With a platter of subject matter that includes drugs, gang violence, bare knuckle boxing, self harm and racism, Zebra Crossing sets itself a challenge of telling a well balanced story in 92 minutes. Whilst praise should be heaped upon Holland for his capacity to capture the story on film, it has to be said that there comes a point where story telling gives way to a violent climax. The first act of the film does a wonderful job of introducing us to Justin et al’s characters and lifestyles, but the point at which the narrative turns to Justin’s escape from the group sees a slight downturn in the quality of the writing. As the pace increases toward the tail end of the film, the quality of the characters’ dialogue exchanges diminishes in comparison to the film’s opening.
That said, the performances of the cast deserve full attention throughout.
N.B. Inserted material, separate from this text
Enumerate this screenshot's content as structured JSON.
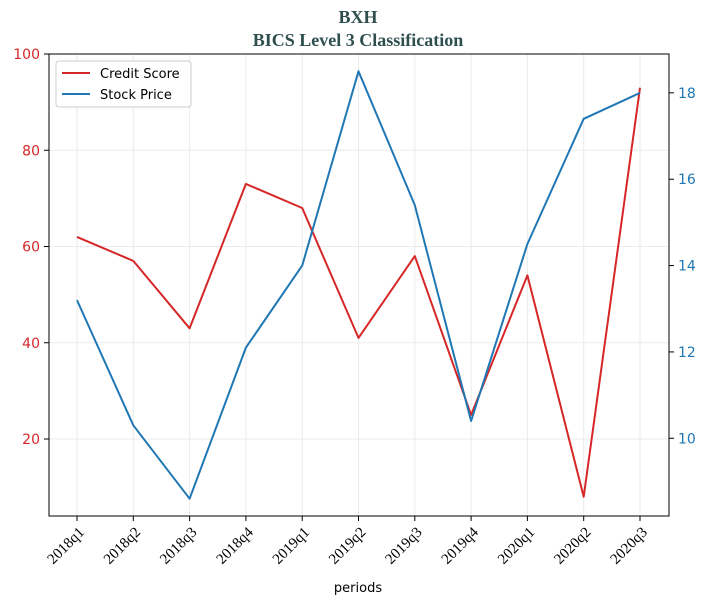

The entire ensemble of Zebra Crossing is brilliantly cast, from leads to supporting cast. Greg Wakeham plays a terrifyingly convincing skin head, and one fears that his past life has witnessed far too much hatred (we hope he’s just a cracking good actor). Aaron White and Kyle Treslove, despite having less influence over proceedings than Greg and Lee, deliver brilliantly. There’s then an endless role-call of small-yet-satisfying appearances, with Kathryn O’Reilly’s bed bound Suzanne treating us to a wonderful maternal maturity. My only gripe would be that there isn’t enough from the girls.
We should all be excited about the freshness of Zebra Crossing. It tells a nasty story, but it’s not an attempt to rub middle class faces in the dirty truths of suburban London. Most of all, we should be excited about the arrival of Sam Holland onto the scene of new British film makers. I’m look forward to his next film, and so should you.